Je me souviens, en particulier, de mes premiers enregistrements (pour un 45 tours 4 titres comme cela se faisait à l’époque) avec le guitariste Chris Spedding. Le fait d’enregistrer avec lui était un rêve et, là, j’ai vraiment pu le voir travailler de très près. J’étais fan de Robert Gordon et il m’a proposé d’enregistrer le titre « Rock Billy Boogie ». Pour cela, il m’a donné une partie de basse qui n’avait jamais été prise dans la version de Gordon…c’était un moment extraordinaire ! Puis, j’ai pu donner un concert exceptionnel en compagnie du TCB Band (le guitariste James Burton, le pianiste Glen D. Hardin, le bassiste Jerry Scheff, le batteur Ronnie Tutt, soit les musiciens qui accompagnaient Elvis Presley dans les années 1970). C’était au Trabendo en 2003 et j’ai retrouvé tout ce beau monde à plusieurs reprises. Cette collaboration a fait office de déclencheur pour ma connaissance du style rock’n’roll.

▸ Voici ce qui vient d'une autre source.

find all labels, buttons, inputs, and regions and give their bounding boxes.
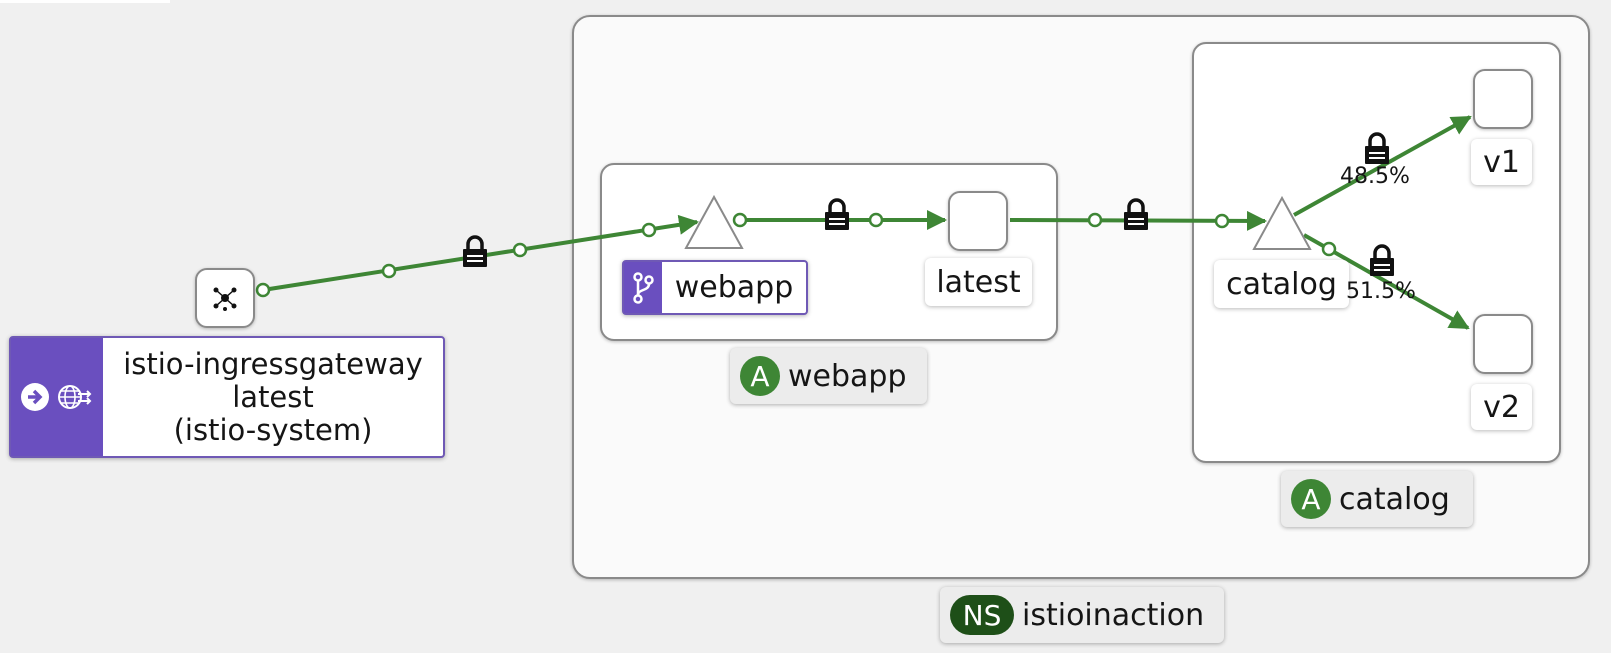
- catalog-service-label[interactable]: catalog: [1214, 260, 1349, 308]
- workload-node-v1[interactable]: [1473, 69, 1533, 129]
- app-name: webapp: [788, 358, 907, 394]
- cluster-nodes-icon: [213, 287, 237, 311]
- gateway-node[interactable]: [195, 268, 255, 328]
- lock-icon: [1368, 244, 1396, 278]
- workload-node-latest[interactable]: [948, 191, 1008, 251]
- app-badge: A: [740, 356, 780, 396]
- v1-label[interactable]: v1: [1471, 139, 1532, 185]
- app-label-webapp[interactable]: A webapp: [730, 348, 927, 404]
- gateway-namespace: (istio-system): [173, 412, 373, 447]
- gateway-version: latest: [232, 379, 314, 414]
- edge-catalog-to-v2[interactable]: [1303, 233, 1470, 330]
- namespace-label[interactable]: NS istioinaction: [940, 587, 1224, 643]
- globe-arrows-icon: [58, 385, 92, 409]
- namespace-name: istioinaction: [1022, 597, 1205, 633]
- edge-latest-to-catalog[interactable]: [1009, 198, 1267, 232]
- lock-icon: [1122, 198, 1150, 232]
- latest-label[interactable]: latest: [925, 258, 1032, 306]
- top-bar: [0, 0, 170, 3]
- lock-icon: [461, 235, 489, 269]
- webapp-service-label[interactable]: webapp: [622, 260, 808, 315]
- webapp-service-name: webapp: [674, 270, 794, 305]
- code-branch-icon: [633, 271, 654, 304]
- edge-percent-v1: 48.5%: [1340, 164, 1410, 189]
- app-name: catalog: [1339, 481, 1450, 517]
- arrow-right-circle-icon: [21, 383, 49, 411]
- app-label-catalog[interactable]: A catalog: [1281, 471, 1473, 527]
- workload-node-v2[interactable]: [1473, 314, 1533, 374]
- service-node-webapp[interactable]: [684, 194, 744, 249]
- namespace-badge: NS: [950, 595, 1014, 635]
- lock-icon: [823, 198, 851, 232]
- gateway-label[interactable]: istio-ingressgateway latest (istio-syste…: [9, 336, 445, 458]
- service-node-catalog[interactable]: [1252, 195, 1312, 250]
- edge-percent-v2: 51.5%: [1346, 279, 1416, 304]
- lock-icon: [1363, 132, 1391, 166]
- app-badge: A: [1291, 479, 1331, 519]
- edge-webapp-to-latest[interactable]: [732, 198, 947, 232]
- gateway-name: istio-ingressgateway: [123, 346, 423, 381]
- edge-gateway-to-webapp[interactable]: [255, 214, 699, 298]
- gateway-label-stripe: [11, 338, 103, 456]
- v2-label[interactable]: v2: [1471, 384, 1532, 430]
- edge-catalog-to-v1[interactable]: [1293, 115, 1472, 217]
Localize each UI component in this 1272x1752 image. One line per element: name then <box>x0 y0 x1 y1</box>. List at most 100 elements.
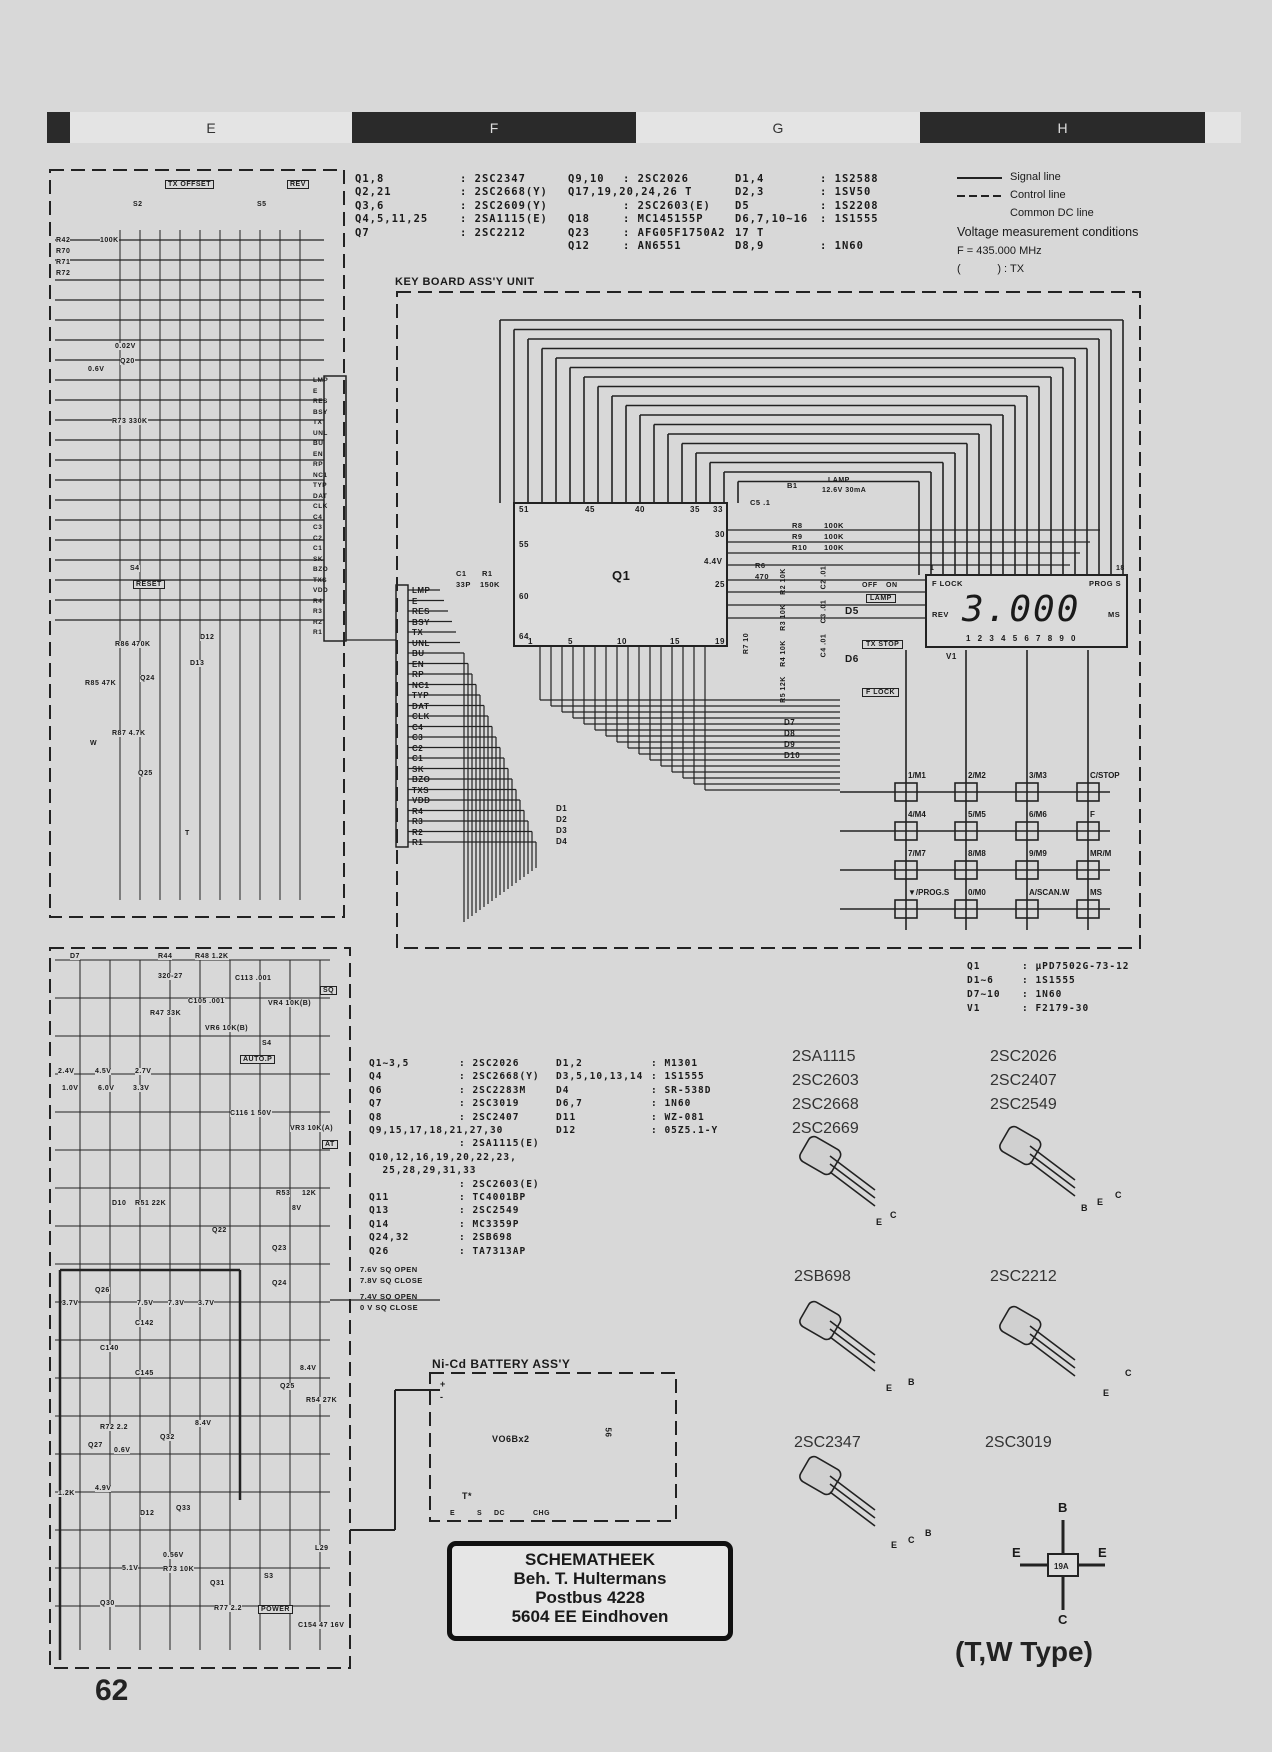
part-number: 2SB698 <box>472 1232 513 1244</box>
connector-pin-label: C4 <box>412 722 424 732</box>
circuit-label-v84: 8.4V <box>300 1365 317 1372</box>
switch-tx-stop: TX STOP <box>862 640 904 649</box>
part-number: 2SC2668(Y) <box>474 186 548 199</box>
part-ref: Q23 <box>568 226 590 239</box>
part-ref: Q6 <box>369 1084 383 1096</box>
parts-row: Q17,19,20,24,26 T <box>568 186 726 199</box>
part-number: 1N60 <box>834 240 864 253</box>
transistor-package-icon <box>799 1300 876 1372</box>
connector-pin-label: UNL <box>412 638 430 648</box>
circuit-label-vr3: VR3 10K(A) <box>290 1125 334 1132</box>
circuit-label-v24: 2.4V <box>58 1068 75 1075</box>
parts-row: D7~10: 1N60 <box>967 988 1130 1002</box>
circuit-label-c113: C113 .001 <box>235 975 272 982</box>
parts-row: Q18: MC145155P <box>568 213 726 226</box>
ic-pin-number: 25 <box>715 580 725 589</box>
separator: : <box>623 199 638 212</box>
circuit-label-q24: Q24 <box>140 675 155 682</box>
circuit-label-v51: 5.1V <box>122 1565 139 1572</box>
part-ref: Q26 <box>369 1245 390 1257</box>
part-ref: Q14 <box>369 1218 390 1230</box>
transistor-type: 2SC2026 <box>990 1048 1057 1065</box>
parts-row: D6,7,10~16: 1S1555 <box>735 213 879 226</box>
circuit-label-r48: R48 1.2K <box>195 953 229 960</box>
switch-on-label: ON <box>886 582 898 589</box>
key-label: F <box>1090 810 1095 819</box>
circuit-label-t: T <box>185 830 190 837</box>
stamp-line: Beh. T. Hultermans <box>513 1569 667 1588</box>
connector-pin-label: BZO <box>412 775 431 784</box>
connector-pin-label: UNL <box>313 429 328 437</box>
part-number: 05Z5.1-Y <box>664 1125 719 1137</box>
circuit-label-v06b: 0.6V <box>114 1447 131 1454</box>
connector-pin-label: R1 <box>313 629 323 636</box>
separator: : <box>623 240 638 253</box>
battery-terminal: CHG <box>533 1510 551 1517</box>
connector-pin-label: SK <box>313 555 324 563</box>
circuit-label-vr4: VR4 10K(B) <box>268 1000 312 1007</box>
separator: : <box>1022 989 1036 1000</box>
part-ref <box>369 1178 459 1191</box>
parts-row: Q7: 2SC2212 <box>355 227 548 240</box>
parts-row: D1,2: M1301 <box>556 1057 718 1070</box>
circuit-label-c140: C140 <box>100 1345 119 1352</box>
connector-pin-label: BU <box>313 440 324 447</box>
part-number: M1301 <box>664 1058 699 1069</box>
component-r8: R8 <box>792 521 803 530</box>
part-ref: Q7 <box>369 1098 383 1110</box>
connector-main <box>323 375 347 642</box>
lamp-spec: 12.6V 30mA <box>822 487 867 494</box>
separator: : <box>820 240 835 253</box>
transistor-pin-label: E <box>876 1217 883 1227</box>
connector-pin-label: DAT <box>412 701 430 711</box>
circuit-label-d13: D13 <box>190 660 205 667</box>
circuit-label-r53: R53 <box>276 1190 291 1197</box>
battery-title: Ni-Cd BATTERY ASS'Y <box>432 1357 571 1371</box>
circuit-label-q24b: Q24 <box>272 1280 287 1287</box>
parts-row: Q13: 2SC2549 <box>369 1204 540 1217</box>
part-number: 2SC3019 <box>472 1098 520 1110</box>
ic-pin-number: 45 <box>585 505 595 514</box>
switch-f-lock: F LOCK <box>862 688 900 697</box>
transistor-group-2: 2SC2026 2SC2407 2SC2549 <box>990 1045 1057 1117</box>
separator: : <box>651 1111 665 1123</box>
circuit-label-r73b: R73 10K <box>163 1566 195 1573</box>
parts-row: : 2SC2603(E) <box>568 200 726 213</box>
separator: : <box>459 1058 473 1069</box>
sq-note: 0 V SQ CLOSE <box>360 1303 419 1312</box>
key-label: 5/M5 <box>968 810 986 819</box>
ic-pin-number: 10 <box>617 637 627 646</box>
circuit-label-r85: R85 47K <box>85 680 117 687</box>
connector-pin-label: BZO <box>313 566 329 573</box>
display-rev: REV <box>932 610 949 619</box>
display-ms: MS <box>1108 610 1121 619</box>
part-ref: V1 <box>967 1003 981 1014</box>
separator: : <box>651 1084 665 1096</box>
circuit-label-r47: R47 33K <box>150 1010 182 1017</box>
connector-pin-label: VDD <box>313 587 329 594</box>
part-ref: Q9,15,17,18,21,27,30 <box>369 1125 504 1137</box>
connector-pin-label: SK <box>412 764 425 774</box>
part-ref: D8,9 <box>735 240 765 253</box>
separator: : <box>820 186 835 199</box>
ic-pin-number: 30 <box>715 530 725 539</box>
circuit-label-v49: 4.9V <box>95 1485 112 1492</box>
circuit-label-r70: R70 <box>56 248 71 255</box>
connector-pin-label: TXS <box>412 785 430 795</box>
column-header-g: G <box>636 112 920 143</box>
separator: : <box>459 1071 473 1083</box>
circuit-label-c116: C116 1 50V <box>230 1110 272 1117</box>
circuit-label-d7: D7 <box>70 953 80 960</box>
part-number: SR-538D <box>664 1084 712 1096</box>
transistor-type: 2SB698 <box>794 1268 851 1285</box>
part-number: 2SC2407 <box>472 1111 520 1123</box>
circuit-label-q30: Q30 <box>100 1600 115 1607</box>
circuit-label-d10: D10 <box>112 1200 127 1207</box>
package-code: 19A <box>1054 1562 1069 1571</box>
circuit-label-r72b: R72 2.2 <box>100 1424 129 1431</box>
transistor-type: 2SC3019 <box>985 1434 1052 1451</box>
circuit-label-d12: D12 <box>200 634 215 641</box>
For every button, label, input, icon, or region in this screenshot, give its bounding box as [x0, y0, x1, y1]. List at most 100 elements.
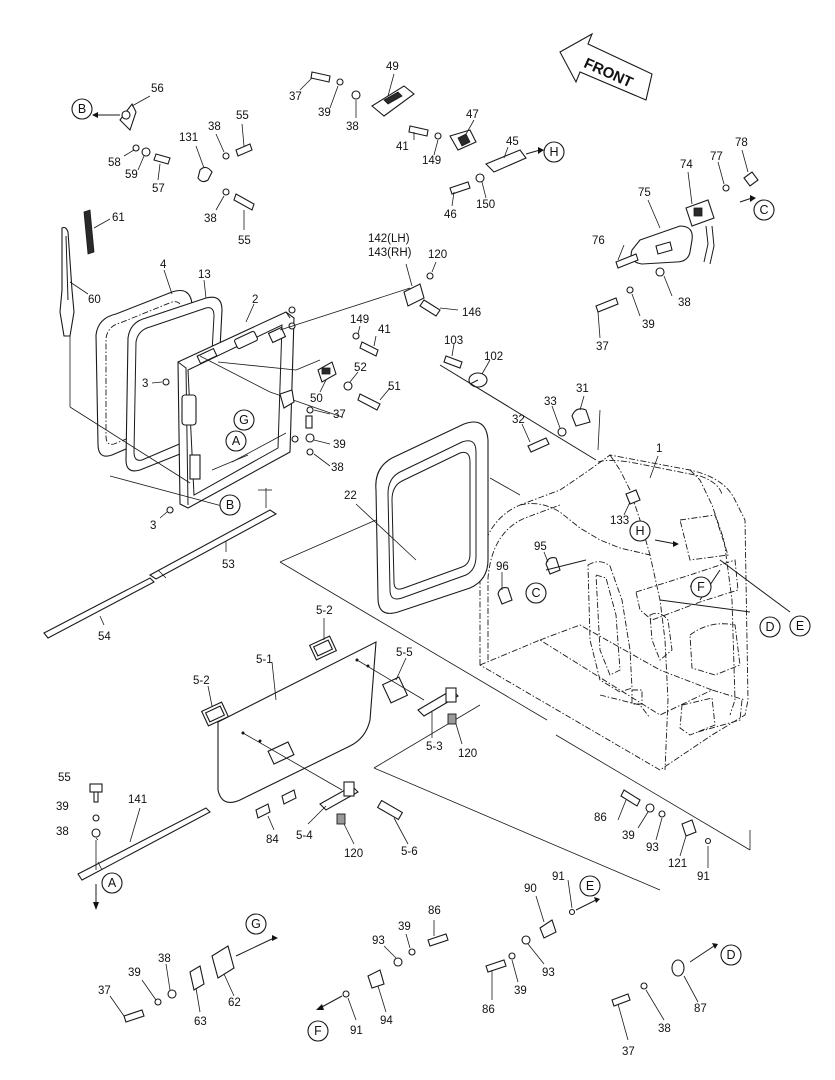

Jusque-là, je jouais avec mes musiciens de l’époque et il m’arrivait d’être littéralement épuisé de la façon que j’avais de « leader » le groupe. Je tirais plus le groupe que lui ne me portait. La première fois que j’ai joué avec le TCB Band, j’ai été étonné car c’est eux qui m’ont porté. C’était comme un « souffle » qui vient jusqu’au devant de la scène, on est poussé vers l’avant… Cette rythmique incroyable (en particulier le batteur Ronnie Tutt) m’a impressionné et, grâce à elle, j’ai tout compris. Il est évident que, lorsque j’ai retrouvé mes accompagnateurs habituels de l’époque, ça a été très difficile. Je leur ai, d’ailleurs fait la remarque, car je devais « tirer et tirer » jusqu’à l’épuisement. C’est une chose intéressante à dire, même s’ils vont m’en vouloir… D’ailleurs ils sont très bons et accompagnent, aujourd’hui, d’excellents artistes…ils assurent ! Il faut bien avouer que l’on en apprend tous les jours un petit peu plus…
Outre cet aspect technique, quels sont les enseignements que tu as pu tirer de ces rencontres auprès de telles personnalités ?
J’ai tiré deux enseignements de ces rencontres… Pour les américains, c’est très simple. Lorsqu’ils ont un plan, ils ne le donnent pas à quelqu’un d’autre. Le jeune rêveur que j’étais ne pensait pas cela et partageait beaucoup de plans…alors que l’effet inverse existait peu. Auprès de James Burton, j’ai appris qu’il faut jouer tant que l’on est au top et qu’il ne faut jamais laisser sa place. Grâce à lui, j’ai aussi pris conscience du fait que le business rime avec musique…sinon on n’arrive pas à faire sa musique (rires).
Depuis 1996, tu sors un voire plusieurs albums chaque année. Comment expliques-tu le fait d’être aussi prolifique ?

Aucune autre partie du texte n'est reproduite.